I’ve been running into some problems while attempting to update from Zammad 6.3.x to Zammad 6.5, and I’ve realised the documentation for updating source installations is missing some important information I think, such as how to copy over the configuration from the existing installation as copying the whole config directory I found doesn’t work. I’ve also had all sorts of fun with installing Vite and trying to successfully complete a rake assets:precompile. I can’t see any documentation on Vite in the Zammad doco’s, but I found I had to manually installing it. The steps documented in this post so far seem to be the best: [Zammad 6.5 per Source - Update] No Users in View - Technical assistance - Zammad - Community
This brings to where I’m up to, which is stuck on rake assets:precompile. When running, it seems to get stuck in a loop repeating the “Building with Vite” step until everything locks up because I’ve run out of memory or the CPU is completely pegged while flogging the swap file. See screenshot below.

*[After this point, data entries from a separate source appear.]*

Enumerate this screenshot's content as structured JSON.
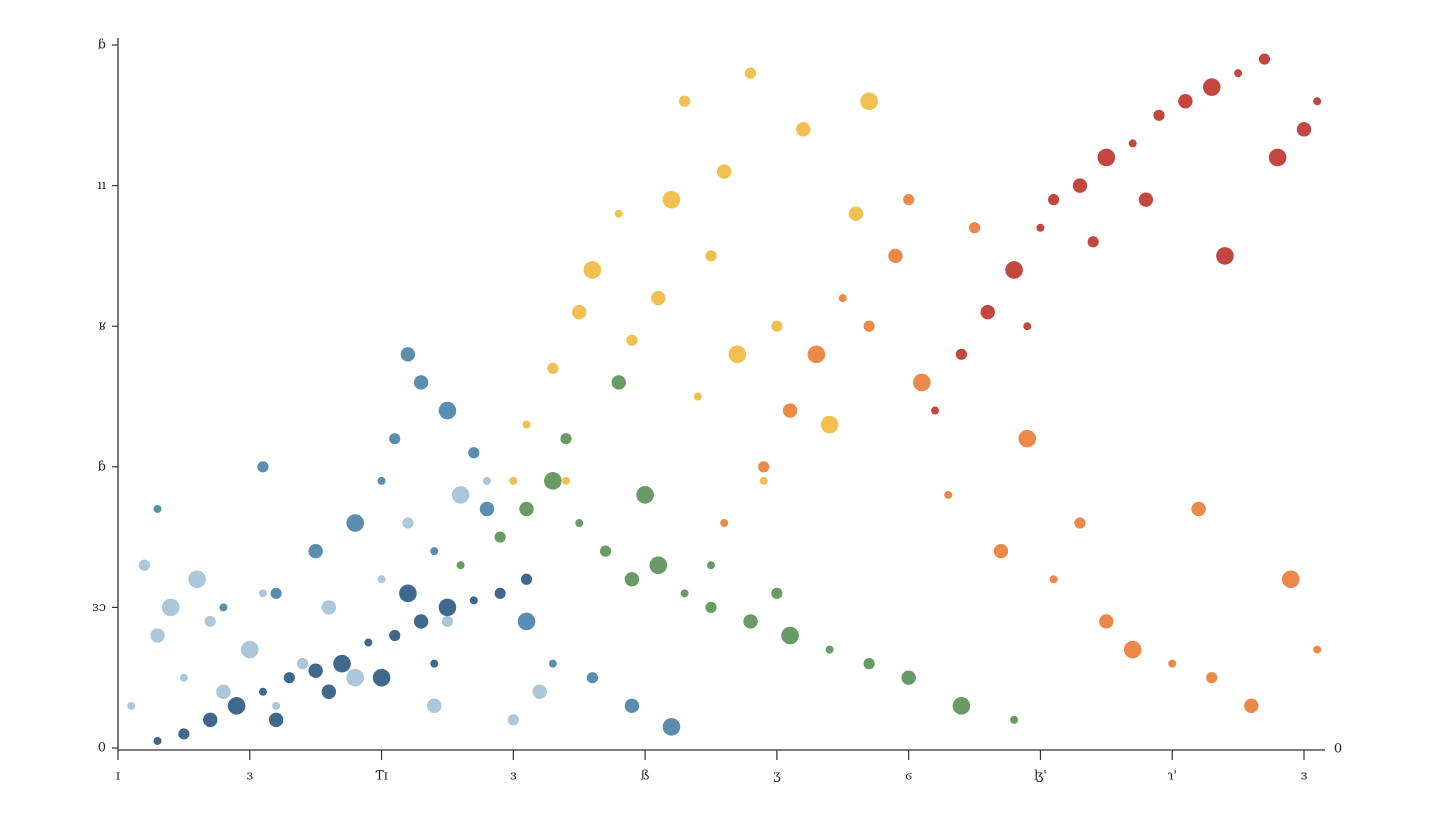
{
  "chart_data": {
    "type": "scatter",
    "xlim": [
      0,
      9
    ],
    "ylim": [
      0,
      5
    ],
    "xticks": [
      {
        "value": 0,
        "label": "ɪ"
      },
      {
        "value": 1,
        "label": "ɜ"
      },
      {
        "value": 2,
        "label": "Ƭɪ"
      },
      {
        "value": 3,
        "label": "ɜ"
      },
      {
        "value": 4,
        "label": "ß"
      },
      {
        "value": 5,
        "label": "ʒ"
      },
      {
        "value": 6,
        "label": "ϭ"
      },
      {
        "value": 7,
        "label": "ɮ'"
      },
      {
        "value": 8,
        "label": "ɿ'"
      },
      {
        "value": 9,
        "label": "ɜ"
      }
    ],
    "yticks": [
      0,
      {
        "value": 1,
        "label": "ɜɔ"
      },
      {
        "value": 2,
        "label": "ɓ"
      },
      {
        "value": 3,
        "label": "ʁ"
      },
      {
        "value": 4,
        "label": "ıı"
      },
      {
        "value": 5,
        "label": "ɓ"
      }
    ],
    "annotation": "0",
    "series": [
      {
        "color": "#9dbdd3",
        "x": [
          0.1,
          0.2,
          0.3,
          0.4,
          0.5,
          0.7,
          0.8,
          1.0,
          1.2,
          1.4,
          1.6,
          1.8,
          2.0,
          2.2,
          2.4,
          2.6,
          2.8,
          3.0,
          3.2,
          0.6,
          1.1,
          2.5
        ],
        "values": [
          0.3,
          1.3,
          0.8,
          1.0,
          0.5,
          0.9,
          0.4,
          0.7,
          0.3,
          0.6,
          1.0,
          0.5,
          1.2,
          1.6,
          0.3,
          1.8,
          1.9,
          0.2,
          0.4,
          1.2,
          1.1,
          0.9
        ]
      },
      {
        "color": "#1f4e79",
        "x": [
          0.3,
          0.5,
          0.7,
          0.9,
          1.1,
          1.3,
          1.5,
          1.7,
          1.9,
          2.1,
          2.3,
          2.5,
          2.7,
          2.9,
          1.6,
          2.0,
          2.4,
          3.1,
          1.2,
          2.2
        ],
        "values": [
          0.05,
          0.1,
          0.2,
          0.3,
          0.4,
          0.5,
          0.55,
          0.6,
          0.75,
          0.8,
          0.9,
          1.0,
          1.05,
          1.1,
          0.4,
          0.5,
          0.6,
          1.2,
          0.2,
          1.1
        ]
      },
      {
        "color": "#3c7aa0",
        "x": [
          0.8,
          1.2,
          1.5,
          1.8,
          2.0,
          2.1,
          2.3,
          2.5,
          2.4,
          2.7,
          2.8,
          3.1,
          3.3,
          3.6,
          3.9,
          4.2,
          0.3,
          1.1,
          2.2
        ],
        "values": [
          1.0,
          1.1,
          1.4,
          1.6,
          1.9,
          2.2,
          2.6,
          2.4,
          1.4,
          2.1,
          1.7,
          0.9,
          0.6,
          0.5,
          0.3,
          0.15,
          1.7,
          2.0,
          2.8
        ]
      },
      {
        "color": "#4e8a4a",
        "x": [
          2.6,
          2.9,
          3.1,
          3.3,
          3.5,
          3.7,
          3.9,
          4.1,
          4.3,
          4.5,
          4.8,
          5.1,
          5.4,
          5.7,
          6.0,
          6.4,
          6.8,
          3.4,
          3.8,
          4.0,
          4.5,
          5.0
        ],
        "values": [
          1.3,
          1.5,
          1.7,
          1.9,
          1.6,
          1.4,
          1.2,
          1.3,
          1.1,
          1.0,
          0.9,
          0.8,
          0.7,
          0.6,
          0.5,
          0.3,
          0.2,
          2.2,
          2.6,
          1.8,
          1.3,
          1.1
        ]
      },
      {
        "color": "#f0b531",
        "x": [
          3.1,
          3.3,
          3.5,
          3.6,
          3.8,
          3.9,
          4.1,
          4.2,
          4.4,
          4.5,
          4.6,
          4.7,
          4.9,
          5.0,
          5.2,
          5.4,
          3.4,
          4.3,
          5.6,
          5.7,
          3.0,
          4.8
        ],
        "values": [
          2.3,
          2.7,
          3.1,
          3.4,
          3.8,
          2.9,
          3.2,
          3.9,
          2.5,
          3.5,
          4.1,
          2.8,
          1.9,
          3.0,
          4.4,
          2.3,
          1.9,
          4.6,
          3.8,
          4.6,
          1.9,
          4.8
        ]
      },
      {
        "color": "#e8742a",
        "x": [
          4.6,
          4.9,
          5.1,
          5.3,
          5.5,
          5.7,
          5.9,
          6.1,
          6.3,
          6.5,
          6.7,
          6.9,
          7.1,
          7.3,
          7.5,
          7.7,
          8.0,
          8.3,
          8.6,
          8.9,
          9.1,
          6.0,
          8.2
        ],
        "values": [
          1.6,
          2.0,
          2.4,
          2.8,
          3.2,
          3.0,
          3.5,
          2.6,
          1.8,
          3.7,
          1.4,
          2.2,
          1.2,
          1.6,
          0.9,
          0.7,
          0.6,
          0.5,
          0.3,
          1.2,
          0.7,
          3.9,
          1.7
        ]
      },
      {
        "color": "#b8271e",
        "x": [
          6.2,
          6.4,
          6.6,
          6.8,
          7.0,
          7.1,
          7.3,
          7.5,
          7.7,
          7.9,
          8.1,
          8.3,
          8.5,
          8.7,
          9.0,
          8.8,
          9.1,
          7.4,
          7.8,
          8.4,
          6.9
        ],
        "values": [
          2.4,
          2.8,
          3.1,
          3.4,
          3.7,
          3.9,
          4.0,
          4.2,
          4.3,
          4.5,
          4.6,
          4.7,
          4.8,
          4.9,
          4.4,
          4.2,
          4.6,
          3.6,
          3.9,
          3.5,
          3.0
        ]
      }
    ]
  }
}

If someone can give me some guidance here, that’d be appreciated. I’ll keep at it in the meantime and will be sure to post back with how I’ve fixed it if I manage to get that far.
So, turns out the zip files under https://ftp.zammad.com/ don’t contain any dot-prefixed hidden files or directories. The red-highlighted error regarding missing “.eslist-plugin-zammad” in the above screenshot was somewhat of a clue. That needs to be looked into and remedied as that’s bound to trip up others.

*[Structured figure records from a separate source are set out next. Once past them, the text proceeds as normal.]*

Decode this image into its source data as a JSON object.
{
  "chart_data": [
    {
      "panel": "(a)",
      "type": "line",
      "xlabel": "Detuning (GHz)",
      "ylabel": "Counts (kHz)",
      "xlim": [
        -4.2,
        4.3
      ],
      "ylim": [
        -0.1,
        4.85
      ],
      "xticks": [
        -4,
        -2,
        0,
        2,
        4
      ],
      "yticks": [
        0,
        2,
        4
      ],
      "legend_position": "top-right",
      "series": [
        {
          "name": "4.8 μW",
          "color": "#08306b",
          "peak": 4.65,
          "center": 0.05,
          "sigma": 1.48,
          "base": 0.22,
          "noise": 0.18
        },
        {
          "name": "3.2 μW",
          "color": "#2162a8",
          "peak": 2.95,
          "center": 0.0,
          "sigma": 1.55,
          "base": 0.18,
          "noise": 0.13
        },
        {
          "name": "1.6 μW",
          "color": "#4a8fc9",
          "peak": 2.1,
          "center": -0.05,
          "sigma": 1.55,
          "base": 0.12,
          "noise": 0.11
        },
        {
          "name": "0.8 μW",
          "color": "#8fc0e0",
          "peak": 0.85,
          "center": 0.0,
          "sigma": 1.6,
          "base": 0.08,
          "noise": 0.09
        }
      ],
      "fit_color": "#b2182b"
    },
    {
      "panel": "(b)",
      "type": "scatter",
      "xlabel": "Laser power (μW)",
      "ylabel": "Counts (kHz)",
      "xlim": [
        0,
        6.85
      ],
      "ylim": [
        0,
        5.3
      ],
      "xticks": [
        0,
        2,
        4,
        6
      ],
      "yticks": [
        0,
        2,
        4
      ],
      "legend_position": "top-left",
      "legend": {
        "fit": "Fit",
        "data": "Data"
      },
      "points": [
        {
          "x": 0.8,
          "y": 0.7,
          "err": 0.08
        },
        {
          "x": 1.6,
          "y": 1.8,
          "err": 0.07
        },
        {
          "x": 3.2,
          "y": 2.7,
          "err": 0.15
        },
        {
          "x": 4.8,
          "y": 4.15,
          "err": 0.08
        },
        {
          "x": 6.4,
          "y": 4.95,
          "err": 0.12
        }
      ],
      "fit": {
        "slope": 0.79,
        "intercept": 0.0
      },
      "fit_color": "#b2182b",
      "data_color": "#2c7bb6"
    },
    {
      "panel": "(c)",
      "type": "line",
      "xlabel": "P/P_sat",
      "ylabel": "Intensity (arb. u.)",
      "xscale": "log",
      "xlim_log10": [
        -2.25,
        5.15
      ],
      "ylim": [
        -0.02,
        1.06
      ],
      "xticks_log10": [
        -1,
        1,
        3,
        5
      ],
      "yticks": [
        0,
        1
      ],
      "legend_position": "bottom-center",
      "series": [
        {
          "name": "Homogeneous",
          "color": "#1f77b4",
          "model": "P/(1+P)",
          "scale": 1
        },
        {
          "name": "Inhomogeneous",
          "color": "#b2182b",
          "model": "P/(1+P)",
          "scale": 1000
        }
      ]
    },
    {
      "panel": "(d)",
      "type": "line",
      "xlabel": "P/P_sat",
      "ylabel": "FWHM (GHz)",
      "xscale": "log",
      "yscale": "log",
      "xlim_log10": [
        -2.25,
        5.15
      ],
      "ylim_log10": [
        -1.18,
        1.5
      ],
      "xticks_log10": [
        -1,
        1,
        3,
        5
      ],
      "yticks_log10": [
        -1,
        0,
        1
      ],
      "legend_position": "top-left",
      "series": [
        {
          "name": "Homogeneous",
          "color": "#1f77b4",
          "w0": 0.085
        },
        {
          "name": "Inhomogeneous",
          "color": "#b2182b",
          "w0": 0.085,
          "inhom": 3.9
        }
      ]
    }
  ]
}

I think my other Vite-related issues were because I didn’t have pnpm installed before running bundle install. So I think I’m all good, but the documentation for updating/upgrading source installations does need to be improved.

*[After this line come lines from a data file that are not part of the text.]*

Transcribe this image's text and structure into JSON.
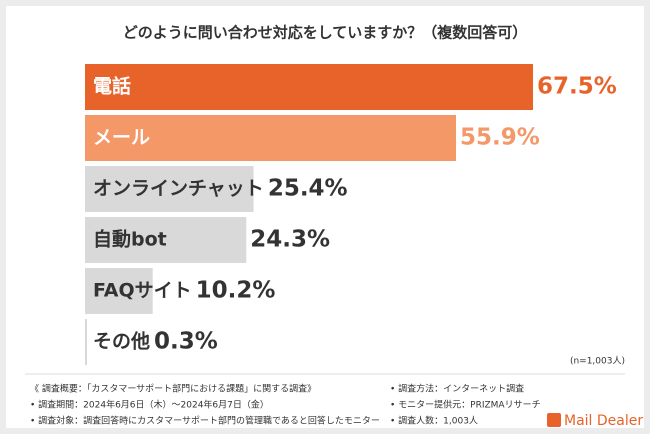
{
  "chart_data": {
    "type": "bar",
    "orientation": "horizontal",
    "title": "どのように問い合わせ対応をしていますか？（複数回答可）",
    "categories": [
      "電話",
      "メール",
      "オンラインチャット",
      "自動bot",
      "FAQサイト",
      "その他"
    ],
    "values": [
      67.5,
      55.9,
      25.4,
      24.3,
      10.2,
      0.3
    ],
    "value_labels": [
      "67.5%",
      "55.9%",
      "25.4%",
      "24.3%",
      "10.2%",
      "0.3%"
    ],
    "colors": [
      "#e8632a",
      "#f59868",
      "#d9d9d9",
      "#d9d9d9",
      "#d9d9d9",
      "#d9d9d9"
    ],
    "category_label_colors": [
      "#ffffff",
      "#ffffff",
      "#333333",
      "#333333",
      "#333333",
      "#333333"
    ],
    "value_label_colors": [
      "#e8632a",
      "#f59868",
      "#333333",
      "#333333",
      "#333333",
      "#333333"
    ],
    "sample_note": "(n=1,003人)"
  },
  "footer": {
    "left": [
      "《 調査概要：「カスタマーサポート部門における課題」に関する調査》",
      "• 調査期間：2024年6月6日（木）～2024年6月7日（金）",
      "• 調査対象：調査回答時にカスタマーサポート部門の管理職であると回答したモニター"
    ],
    "right": [
      "• 調査方法：インターネット調査",
      "• モニター提供元：PRIZMAリサーチ",
      "• 調査人数：1,003人"
    ],
    "logo": "Mail Dealer"
  }
}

I’ll now take the opportunity to migrate to Postgres.
I think for me it’s maybe an issue of control and/or understanding when it comes to troubleshooting.
Using the system package manager is not an attractive option unless I had Zammad running on its own VM. Right now, it’s on a server with other Ruby web apps sometimes on its own Nginx instance, sometimes sharing depending on the Ruby version dependency.
I should look more into docker, but Zammad is the only application that we’d see any benefit from running that way, so we’d have to make that investment solely for the purpose of running Zammad. Maybe the day we move Zammad from on-prem to cloud-hosted that’d make more sense where the Docker infrastructure already exists.
Source installation has generally worked very well for us given we already run other ruby web apps as mentioned. This latest update going from Zammad 6.0 to 6.5 has given me the most grief but only because of the somewhat lacking source install/update documentation and the issue with the zip files, otherwise it would have been relatively straight forward.